If anyone about to shout saying ID doesn't have domain Admin rights, we do :) but some thing to be investigated by AD team.

So the solution was pretty simple, unjoin from domain, delete the computer object from old domain wait for like 5-10 mints to replicated and then tried it and this time it was all ok

2. Moving on to 2nd issue,...  As i said above we are working on the Primary Active Node as per the Microsoft article..
After adding to new domain, we made all the Local Policy changes as per the Link above and changed the Cluster Service domain name and password and we started the cluster Service..
Well guess what cluster Service just timed out with System event log error 7031.

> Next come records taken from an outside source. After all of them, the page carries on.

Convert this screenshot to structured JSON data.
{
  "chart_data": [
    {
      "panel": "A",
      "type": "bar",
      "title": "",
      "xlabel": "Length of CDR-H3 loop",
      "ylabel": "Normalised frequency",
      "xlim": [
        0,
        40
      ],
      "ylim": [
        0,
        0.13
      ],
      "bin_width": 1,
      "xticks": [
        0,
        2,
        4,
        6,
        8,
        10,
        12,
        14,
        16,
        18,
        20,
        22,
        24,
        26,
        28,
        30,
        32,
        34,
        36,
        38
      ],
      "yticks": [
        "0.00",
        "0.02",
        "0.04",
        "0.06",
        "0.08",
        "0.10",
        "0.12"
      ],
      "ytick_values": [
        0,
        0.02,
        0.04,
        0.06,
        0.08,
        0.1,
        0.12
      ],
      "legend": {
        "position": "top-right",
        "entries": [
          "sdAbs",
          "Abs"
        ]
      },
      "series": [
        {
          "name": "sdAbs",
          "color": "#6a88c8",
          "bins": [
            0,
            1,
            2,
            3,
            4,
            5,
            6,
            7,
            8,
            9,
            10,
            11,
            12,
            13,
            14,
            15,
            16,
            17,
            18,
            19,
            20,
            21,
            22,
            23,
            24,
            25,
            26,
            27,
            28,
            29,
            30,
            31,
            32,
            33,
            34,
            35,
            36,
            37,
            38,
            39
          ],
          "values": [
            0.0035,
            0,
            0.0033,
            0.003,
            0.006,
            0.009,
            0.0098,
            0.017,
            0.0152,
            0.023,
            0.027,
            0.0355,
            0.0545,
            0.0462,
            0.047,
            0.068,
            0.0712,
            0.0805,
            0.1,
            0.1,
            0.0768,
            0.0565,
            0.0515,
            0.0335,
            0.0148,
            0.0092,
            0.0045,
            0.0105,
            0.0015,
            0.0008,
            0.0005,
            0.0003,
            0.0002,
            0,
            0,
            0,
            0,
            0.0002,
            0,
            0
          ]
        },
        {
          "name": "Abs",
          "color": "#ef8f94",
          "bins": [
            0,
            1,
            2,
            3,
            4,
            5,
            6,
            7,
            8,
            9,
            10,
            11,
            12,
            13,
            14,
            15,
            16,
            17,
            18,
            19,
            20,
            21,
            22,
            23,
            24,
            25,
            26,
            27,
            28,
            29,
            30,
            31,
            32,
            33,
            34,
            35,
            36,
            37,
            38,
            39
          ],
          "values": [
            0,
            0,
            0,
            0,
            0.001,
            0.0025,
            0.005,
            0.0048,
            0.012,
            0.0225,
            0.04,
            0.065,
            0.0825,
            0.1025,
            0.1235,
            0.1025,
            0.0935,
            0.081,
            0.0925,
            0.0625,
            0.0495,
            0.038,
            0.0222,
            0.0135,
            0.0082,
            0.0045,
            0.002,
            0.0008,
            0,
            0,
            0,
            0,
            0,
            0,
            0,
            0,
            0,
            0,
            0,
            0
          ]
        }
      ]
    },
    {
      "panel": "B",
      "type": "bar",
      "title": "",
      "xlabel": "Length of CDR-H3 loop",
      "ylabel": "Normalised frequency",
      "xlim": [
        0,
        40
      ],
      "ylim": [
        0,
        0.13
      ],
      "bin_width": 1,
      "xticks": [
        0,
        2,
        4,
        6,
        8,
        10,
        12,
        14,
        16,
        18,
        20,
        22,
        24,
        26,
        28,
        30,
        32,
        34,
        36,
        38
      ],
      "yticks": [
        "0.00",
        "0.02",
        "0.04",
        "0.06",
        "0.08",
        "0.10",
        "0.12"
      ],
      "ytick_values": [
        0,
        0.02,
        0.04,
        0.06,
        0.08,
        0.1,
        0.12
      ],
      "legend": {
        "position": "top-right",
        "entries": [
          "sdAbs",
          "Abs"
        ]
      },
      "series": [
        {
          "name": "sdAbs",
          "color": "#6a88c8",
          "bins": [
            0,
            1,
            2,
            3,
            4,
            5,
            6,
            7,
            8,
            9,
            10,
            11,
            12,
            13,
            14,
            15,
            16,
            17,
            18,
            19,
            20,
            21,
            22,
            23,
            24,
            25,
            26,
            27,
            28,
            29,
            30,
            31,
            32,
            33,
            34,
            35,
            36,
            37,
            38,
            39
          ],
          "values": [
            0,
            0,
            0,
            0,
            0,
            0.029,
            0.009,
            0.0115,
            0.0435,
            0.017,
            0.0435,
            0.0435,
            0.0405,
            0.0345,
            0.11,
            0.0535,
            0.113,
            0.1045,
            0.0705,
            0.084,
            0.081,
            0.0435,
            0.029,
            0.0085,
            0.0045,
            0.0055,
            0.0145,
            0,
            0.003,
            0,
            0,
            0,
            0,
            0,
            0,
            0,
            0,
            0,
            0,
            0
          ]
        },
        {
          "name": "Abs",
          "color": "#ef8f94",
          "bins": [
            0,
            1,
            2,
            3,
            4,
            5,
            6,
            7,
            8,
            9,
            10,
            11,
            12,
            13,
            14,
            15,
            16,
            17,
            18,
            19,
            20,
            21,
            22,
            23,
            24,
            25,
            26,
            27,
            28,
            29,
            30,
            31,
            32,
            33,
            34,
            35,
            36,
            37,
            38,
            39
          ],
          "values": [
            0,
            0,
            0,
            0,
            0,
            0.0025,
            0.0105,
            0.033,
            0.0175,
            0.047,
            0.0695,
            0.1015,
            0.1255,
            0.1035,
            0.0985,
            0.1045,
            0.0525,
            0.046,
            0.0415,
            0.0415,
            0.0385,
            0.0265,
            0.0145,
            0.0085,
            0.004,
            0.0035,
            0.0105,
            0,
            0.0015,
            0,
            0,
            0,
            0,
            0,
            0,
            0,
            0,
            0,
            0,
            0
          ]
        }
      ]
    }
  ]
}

Now we got struck and started to reapply the Local Security Policy just in-case if anything got missed, nope that didn't help.
So i started to review the cluster logs i was seeing that when we start the cluster Service, Q(Quorum) drive was trying to come online and then going offline and shutting down all the cluster group resources and terminating the Cluster Service.

So first clue we identified was disk/LUN Issue. So to double check i ran the command

net start clussvc /fixquorum

guess what Cluster Service came online and when we checked Cluster Admin MMC, Cluster Name and Cluster IP was online and Q drive was in failed state.. and when check for other drives too those was failed... that was not good.

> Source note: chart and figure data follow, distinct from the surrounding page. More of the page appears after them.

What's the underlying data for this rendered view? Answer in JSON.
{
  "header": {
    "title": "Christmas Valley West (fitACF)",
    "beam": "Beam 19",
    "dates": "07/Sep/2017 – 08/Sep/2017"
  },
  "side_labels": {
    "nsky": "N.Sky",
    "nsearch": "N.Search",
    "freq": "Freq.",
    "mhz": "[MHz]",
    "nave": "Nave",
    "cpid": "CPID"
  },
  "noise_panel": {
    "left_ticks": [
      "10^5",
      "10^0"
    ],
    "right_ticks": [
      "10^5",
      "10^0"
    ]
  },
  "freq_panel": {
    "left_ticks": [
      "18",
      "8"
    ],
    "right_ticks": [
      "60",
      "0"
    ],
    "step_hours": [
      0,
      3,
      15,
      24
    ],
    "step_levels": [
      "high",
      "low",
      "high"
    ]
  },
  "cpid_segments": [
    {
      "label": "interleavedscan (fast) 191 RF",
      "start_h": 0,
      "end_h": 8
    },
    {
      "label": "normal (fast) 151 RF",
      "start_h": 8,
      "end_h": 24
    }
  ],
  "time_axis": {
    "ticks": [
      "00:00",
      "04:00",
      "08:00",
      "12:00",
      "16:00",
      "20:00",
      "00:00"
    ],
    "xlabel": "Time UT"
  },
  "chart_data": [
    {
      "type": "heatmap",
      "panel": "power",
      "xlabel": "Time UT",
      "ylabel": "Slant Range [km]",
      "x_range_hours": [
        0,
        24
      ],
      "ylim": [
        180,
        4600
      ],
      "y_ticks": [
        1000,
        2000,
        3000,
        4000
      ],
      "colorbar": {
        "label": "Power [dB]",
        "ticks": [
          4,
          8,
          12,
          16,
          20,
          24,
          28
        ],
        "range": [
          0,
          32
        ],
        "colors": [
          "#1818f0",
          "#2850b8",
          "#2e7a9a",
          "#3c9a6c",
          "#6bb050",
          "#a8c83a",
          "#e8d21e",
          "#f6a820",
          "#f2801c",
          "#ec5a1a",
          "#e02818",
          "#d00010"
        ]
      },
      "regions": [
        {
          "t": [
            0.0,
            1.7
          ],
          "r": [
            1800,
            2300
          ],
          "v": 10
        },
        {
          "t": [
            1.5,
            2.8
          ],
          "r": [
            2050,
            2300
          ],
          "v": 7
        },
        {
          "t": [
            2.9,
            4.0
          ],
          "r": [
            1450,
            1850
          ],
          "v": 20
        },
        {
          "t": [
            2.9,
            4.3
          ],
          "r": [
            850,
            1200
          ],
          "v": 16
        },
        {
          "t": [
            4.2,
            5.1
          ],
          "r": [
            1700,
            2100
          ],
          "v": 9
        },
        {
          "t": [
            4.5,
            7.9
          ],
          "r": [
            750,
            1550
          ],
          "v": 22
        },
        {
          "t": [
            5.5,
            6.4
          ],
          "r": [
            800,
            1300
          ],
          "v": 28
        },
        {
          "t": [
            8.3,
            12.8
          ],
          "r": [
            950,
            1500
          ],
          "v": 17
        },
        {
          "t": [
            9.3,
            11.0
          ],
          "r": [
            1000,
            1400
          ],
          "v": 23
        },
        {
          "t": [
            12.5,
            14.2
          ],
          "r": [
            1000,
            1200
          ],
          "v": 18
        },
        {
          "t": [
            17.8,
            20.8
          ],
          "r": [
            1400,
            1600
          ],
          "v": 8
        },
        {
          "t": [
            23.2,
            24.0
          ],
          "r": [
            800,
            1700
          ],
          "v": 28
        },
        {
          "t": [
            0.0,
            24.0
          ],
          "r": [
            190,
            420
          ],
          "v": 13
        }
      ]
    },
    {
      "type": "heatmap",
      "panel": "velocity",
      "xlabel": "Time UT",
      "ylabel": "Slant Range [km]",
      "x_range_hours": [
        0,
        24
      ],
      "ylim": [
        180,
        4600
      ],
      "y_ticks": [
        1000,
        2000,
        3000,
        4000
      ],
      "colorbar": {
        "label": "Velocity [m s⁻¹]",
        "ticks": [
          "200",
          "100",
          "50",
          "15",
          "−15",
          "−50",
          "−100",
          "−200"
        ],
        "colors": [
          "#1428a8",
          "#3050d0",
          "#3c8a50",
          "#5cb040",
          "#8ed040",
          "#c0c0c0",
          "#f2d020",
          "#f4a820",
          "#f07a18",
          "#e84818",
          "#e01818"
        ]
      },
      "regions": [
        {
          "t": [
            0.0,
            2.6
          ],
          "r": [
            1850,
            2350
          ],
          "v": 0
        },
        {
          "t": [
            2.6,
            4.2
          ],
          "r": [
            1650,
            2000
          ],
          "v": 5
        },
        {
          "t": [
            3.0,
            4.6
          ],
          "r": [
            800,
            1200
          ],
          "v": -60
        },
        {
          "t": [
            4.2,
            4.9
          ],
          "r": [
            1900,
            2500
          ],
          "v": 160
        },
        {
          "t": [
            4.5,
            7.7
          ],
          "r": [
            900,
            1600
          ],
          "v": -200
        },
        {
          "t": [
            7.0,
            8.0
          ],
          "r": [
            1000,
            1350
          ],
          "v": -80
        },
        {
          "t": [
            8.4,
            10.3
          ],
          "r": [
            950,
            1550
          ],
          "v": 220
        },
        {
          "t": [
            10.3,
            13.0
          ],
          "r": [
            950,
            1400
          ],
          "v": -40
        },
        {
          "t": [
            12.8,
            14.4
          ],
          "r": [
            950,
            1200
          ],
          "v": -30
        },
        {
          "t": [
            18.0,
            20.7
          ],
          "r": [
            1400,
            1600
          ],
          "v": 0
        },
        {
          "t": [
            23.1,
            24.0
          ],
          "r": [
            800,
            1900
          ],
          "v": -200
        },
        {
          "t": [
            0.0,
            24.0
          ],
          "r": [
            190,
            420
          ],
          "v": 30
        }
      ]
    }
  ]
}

So i went to disk management and when observed i found that there was active LUN's with drive letters assigned and also same duplicate  LUN's was showing online as below... hmm then i thought that Multi-path issue and disk are showing twice in disk management.


So we reached out to Storage team and they told that for Multipath issue there is updated drivers and after applying and rebooting presto!!! Cluster Service came online with no issues.


3. So 3rd lesson we learned.. I don't think i mentioned before but its our windows 2003 SQL Active/Passive cluster and SQL was brought down and Services of SQL was put to manual too before starting this activity.So we asked the SQL team to change the SQL Service account domain name,account  and password and then started to bring the Service online, all SQL Service came online except the SQL Service account and it failed with this error

SQLServerAgent could not be started (reason: SQLServerAgent must be able to connect to SQLServer as SysAdmin, but '(Unknown)' is not a member of the SysAdmin role).

SQL Service in cluster started so it cant be permission issue so doing some search in one of blog they suggested to make sure the SQL Service account part of " Lock in memory" in local Security policy and reboot the Server.
Well after doing that SQL Service account came back online too with no issues.

Sorry my laptop crashed and couldn't go back to the same blog where it was suggested and thank them but i would like to thank them for the blog and also people like them is helping the community to fix issues.

After all ok on the first Node tested , we moved to 2nd Node and replicated every thing and all went fine with no issues.
Hopefully my lessons learned will help someone too!!!!

Special thanks to my buddy Prasanth who sticked around the issues along with me.

Till next one all have a good day!!!!!!!!!!!!!!!